A spring of negligible mass stretches 2.20 cm from its relaxed length when a force of 10.5 N is applied. A 1.1 kg particle rests on a frictionless horizontal surface and is attached to the free end of the spring. The particle is displaced from the origin to x=5. cm and released from rest at t=0.
(g2) Determine the acceleration of the particle when t=0.50 s
To determine the acceleration of the particle at t = 0.50 s, we need to find the force acting on the particle at that time.

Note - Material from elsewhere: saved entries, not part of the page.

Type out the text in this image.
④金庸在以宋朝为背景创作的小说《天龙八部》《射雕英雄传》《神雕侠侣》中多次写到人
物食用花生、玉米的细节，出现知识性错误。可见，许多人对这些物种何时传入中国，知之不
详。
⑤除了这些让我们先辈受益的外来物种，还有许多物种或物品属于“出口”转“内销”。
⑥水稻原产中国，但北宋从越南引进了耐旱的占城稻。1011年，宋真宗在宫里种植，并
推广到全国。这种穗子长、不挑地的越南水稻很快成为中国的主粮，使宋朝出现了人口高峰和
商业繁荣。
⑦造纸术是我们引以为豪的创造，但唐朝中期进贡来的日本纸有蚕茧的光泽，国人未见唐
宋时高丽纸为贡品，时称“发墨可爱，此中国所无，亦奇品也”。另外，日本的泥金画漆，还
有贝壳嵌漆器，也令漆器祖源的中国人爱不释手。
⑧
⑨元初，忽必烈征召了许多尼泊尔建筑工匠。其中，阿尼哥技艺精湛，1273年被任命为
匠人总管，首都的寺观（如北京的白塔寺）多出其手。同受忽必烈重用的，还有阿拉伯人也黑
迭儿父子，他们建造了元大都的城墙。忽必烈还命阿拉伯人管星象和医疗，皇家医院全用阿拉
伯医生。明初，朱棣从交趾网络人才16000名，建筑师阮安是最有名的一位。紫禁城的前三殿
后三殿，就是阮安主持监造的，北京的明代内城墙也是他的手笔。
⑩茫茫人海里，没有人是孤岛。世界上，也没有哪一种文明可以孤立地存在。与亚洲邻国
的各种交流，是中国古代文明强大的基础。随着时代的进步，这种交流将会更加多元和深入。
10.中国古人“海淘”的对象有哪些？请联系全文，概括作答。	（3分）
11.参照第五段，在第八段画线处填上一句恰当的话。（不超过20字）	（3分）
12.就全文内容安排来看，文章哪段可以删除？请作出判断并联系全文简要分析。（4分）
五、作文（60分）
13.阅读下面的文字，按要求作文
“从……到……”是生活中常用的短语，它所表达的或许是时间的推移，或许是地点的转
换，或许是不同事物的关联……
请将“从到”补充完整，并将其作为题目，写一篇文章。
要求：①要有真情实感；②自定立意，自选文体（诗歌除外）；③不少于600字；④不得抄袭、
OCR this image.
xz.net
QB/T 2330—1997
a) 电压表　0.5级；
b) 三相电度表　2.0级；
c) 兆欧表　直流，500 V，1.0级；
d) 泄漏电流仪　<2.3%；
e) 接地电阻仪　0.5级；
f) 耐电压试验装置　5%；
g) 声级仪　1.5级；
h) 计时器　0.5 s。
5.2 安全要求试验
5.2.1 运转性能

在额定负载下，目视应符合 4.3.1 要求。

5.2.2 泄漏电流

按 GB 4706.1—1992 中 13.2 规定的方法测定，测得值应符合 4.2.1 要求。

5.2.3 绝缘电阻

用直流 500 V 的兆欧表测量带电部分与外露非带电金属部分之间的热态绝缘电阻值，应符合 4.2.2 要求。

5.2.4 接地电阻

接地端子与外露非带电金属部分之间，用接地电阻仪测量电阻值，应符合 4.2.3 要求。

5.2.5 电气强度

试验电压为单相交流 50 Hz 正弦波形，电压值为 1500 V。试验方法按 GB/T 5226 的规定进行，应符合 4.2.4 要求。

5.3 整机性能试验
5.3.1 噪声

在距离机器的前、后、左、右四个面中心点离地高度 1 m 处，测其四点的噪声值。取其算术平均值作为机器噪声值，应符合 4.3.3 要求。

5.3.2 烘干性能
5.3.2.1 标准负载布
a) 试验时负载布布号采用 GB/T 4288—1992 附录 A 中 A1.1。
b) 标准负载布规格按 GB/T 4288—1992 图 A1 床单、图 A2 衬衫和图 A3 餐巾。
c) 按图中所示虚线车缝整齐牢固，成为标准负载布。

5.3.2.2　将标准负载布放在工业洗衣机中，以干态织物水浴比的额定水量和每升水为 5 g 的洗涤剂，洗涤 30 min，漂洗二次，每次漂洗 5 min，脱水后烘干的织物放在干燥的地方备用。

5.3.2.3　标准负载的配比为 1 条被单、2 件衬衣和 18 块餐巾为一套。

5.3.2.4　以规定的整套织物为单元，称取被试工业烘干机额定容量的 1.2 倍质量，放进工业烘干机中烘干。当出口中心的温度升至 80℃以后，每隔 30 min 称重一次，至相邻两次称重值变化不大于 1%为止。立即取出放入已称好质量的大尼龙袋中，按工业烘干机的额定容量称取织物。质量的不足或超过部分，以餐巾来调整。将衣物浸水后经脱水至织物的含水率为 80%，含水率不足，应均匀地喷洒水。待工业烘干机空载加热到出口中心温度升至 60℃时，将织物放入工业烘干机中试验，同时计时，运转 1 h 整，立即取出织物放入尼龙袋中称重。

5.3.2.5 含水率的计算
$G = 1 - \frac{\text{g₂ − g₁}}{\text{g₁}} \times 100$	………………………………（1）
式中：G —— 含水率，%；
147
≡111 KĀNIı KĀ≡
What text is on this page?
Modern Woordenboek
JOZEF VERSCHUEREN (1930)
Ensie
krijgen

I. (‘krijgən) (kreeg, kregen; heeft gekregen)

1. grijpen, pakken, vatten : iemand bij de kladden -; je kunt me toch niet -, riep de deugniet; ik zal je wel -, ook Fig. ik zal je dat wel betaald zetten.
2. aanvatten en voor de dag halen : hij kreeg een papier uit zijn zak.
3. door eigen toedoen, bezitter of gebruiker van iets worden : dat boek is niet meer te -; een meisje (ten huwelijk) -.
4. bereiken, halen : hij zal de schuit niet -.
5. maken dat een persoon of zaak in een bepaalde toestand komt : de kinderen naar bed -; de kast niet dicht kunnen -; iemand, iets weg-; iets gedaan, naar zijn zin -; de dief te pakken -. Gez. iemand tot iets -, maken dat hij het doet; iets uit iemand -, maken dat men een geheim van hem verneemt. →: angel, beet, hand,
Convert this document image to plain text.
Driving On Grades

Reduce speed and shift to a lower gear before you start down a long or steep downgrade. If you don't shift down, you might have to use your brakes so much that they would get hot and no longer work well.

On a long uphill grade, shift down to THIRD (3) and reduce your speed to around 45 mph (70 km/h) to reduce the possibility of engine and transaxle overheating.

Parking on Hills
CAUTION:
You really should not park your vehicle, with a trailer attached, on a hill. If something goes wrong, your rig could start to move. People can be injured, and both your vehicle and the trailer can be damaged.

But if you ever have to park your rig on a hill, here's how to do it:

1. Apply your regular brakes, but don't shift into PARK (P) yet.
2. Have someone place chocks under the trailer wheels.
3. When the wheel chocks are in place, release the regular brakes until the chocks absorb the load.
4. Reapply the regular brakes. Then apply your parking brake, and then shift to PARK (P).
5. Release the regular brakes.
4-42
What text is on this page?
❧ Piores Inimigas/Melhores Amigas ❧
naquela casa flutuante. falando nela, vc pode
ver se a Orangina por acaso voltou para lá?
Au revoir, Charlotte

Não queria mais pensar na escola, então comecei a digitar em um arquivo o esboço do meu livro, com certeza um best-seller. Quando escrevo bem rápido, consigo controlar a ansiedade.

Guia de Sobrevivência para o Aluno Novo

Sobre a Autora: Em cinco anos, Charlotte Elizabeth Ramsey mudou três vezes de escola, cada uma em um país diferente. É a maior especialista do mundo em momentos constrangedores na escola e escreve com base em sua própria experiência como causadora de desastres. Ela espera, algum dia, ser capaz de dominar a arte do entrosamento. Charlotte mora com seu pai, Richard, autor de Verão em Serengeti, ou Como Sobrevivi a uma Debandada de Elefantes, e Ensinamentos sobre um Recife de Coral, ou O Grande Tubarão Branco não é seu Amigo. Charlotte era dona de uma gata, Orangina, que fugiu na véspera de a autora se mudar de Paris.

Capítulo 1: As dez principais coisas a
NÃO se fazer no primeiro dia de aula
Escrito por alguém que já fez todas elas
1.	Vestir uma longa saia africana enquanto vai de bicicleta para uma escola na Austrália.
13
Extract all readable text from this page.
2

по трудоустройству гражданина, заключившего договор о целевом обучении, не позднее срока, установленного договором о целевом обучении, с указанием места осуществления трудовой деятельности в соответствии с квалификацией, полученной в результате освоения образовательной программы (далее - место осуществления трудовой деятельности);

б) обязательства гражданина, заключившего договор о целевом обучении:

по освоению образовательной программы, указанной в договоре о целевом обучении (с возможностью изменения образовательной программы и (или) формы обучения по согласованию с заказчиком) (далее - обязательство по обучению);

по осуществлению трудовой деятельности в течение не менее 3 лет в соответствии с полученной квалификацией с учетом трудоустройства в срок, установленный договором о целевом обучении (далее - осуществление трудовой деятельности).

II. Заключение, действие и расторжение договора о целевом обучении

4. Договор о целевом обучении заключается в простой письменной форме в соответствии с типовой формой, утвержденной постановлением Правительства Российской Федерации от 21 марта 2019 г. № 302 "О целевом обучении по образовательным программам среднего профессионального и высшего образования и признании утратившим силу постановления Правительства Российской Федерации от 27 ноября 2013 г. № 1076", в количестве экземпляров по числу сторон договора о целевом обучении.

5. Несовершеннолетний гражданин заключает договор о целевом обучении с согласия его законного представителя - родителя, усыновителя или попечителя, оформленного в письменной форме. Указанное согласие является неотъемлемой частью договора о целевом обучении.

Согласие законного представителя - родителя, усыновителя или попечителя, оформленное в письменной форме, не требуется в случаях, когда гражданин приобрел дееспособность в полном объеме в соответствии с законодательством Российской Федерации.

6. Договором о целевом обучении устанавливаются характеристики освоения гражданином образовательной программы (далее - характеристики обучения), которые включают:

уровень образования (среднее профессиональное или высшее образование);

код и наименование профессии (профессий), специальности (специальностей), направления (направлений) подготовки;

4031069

1. First, let's calculate the spring constant (k) using Hooke's Law. Hooke's Law states that the force exerted by a spring is directly proportional to the displacement from its resting position.
F = -kx
Here, F is the force applied, k is the spring constant, and x is the displacement from the relaxed length of the spring.
Rearranging the equation, we get:
k = -F / x
Plugging in the values, we have:
k = -10.5 N / 0.0220 m = -477.3 N/m
2. Next, we need to determine the equilibrium position (x = 0) when the particle is at rest. From the given information, we know that when the spring is stretched by 2.20 cm, a force of 10.5 N is applied. Therefore, the relaxed length of the spring is the equilibrium position.
3. Now, we can write the equation of motion for the particle using Newton's second law:
F_net = ma
The net force acting on the particle is the force of the spring, given by Hooke's Law (F = -kx), and the force of gravity (F = mg). Since the particle is on a horizontal surface, there is no friction acting on it.
F_net = -k(x - x_eq) + mg
Rearranging the equation, we get:
ma = -kx + kx_eq + mg
The mass of the particle (m) is given as 1.1 kg, the spring constant (k) is -477.3 N/m (negative sign indicates the force opposes displacement), the displacement of the particle (x) is 0.05 m, and the equilibrium position (x_eq) is 0.
4. Substitute the values into the equation and solve for acceleration (a):
(1.1 kg)a = -(-477.3 N/m)(0.05 m) + (1.1 kg)(9.8 m/s^2)
Simplifying the equation, we get:
1.1a = 23.87 N + 10.78 N
1.1a = 34.65 N
Finally, divide both sides by 1.1 to solve for acceleration (a):
a = 34.65 N / 1.1 kg ≈ 31.50 m/s^2
Therefore, the acceleration of the particle at t = 0.50 s is approximately 31.50 m/s^2.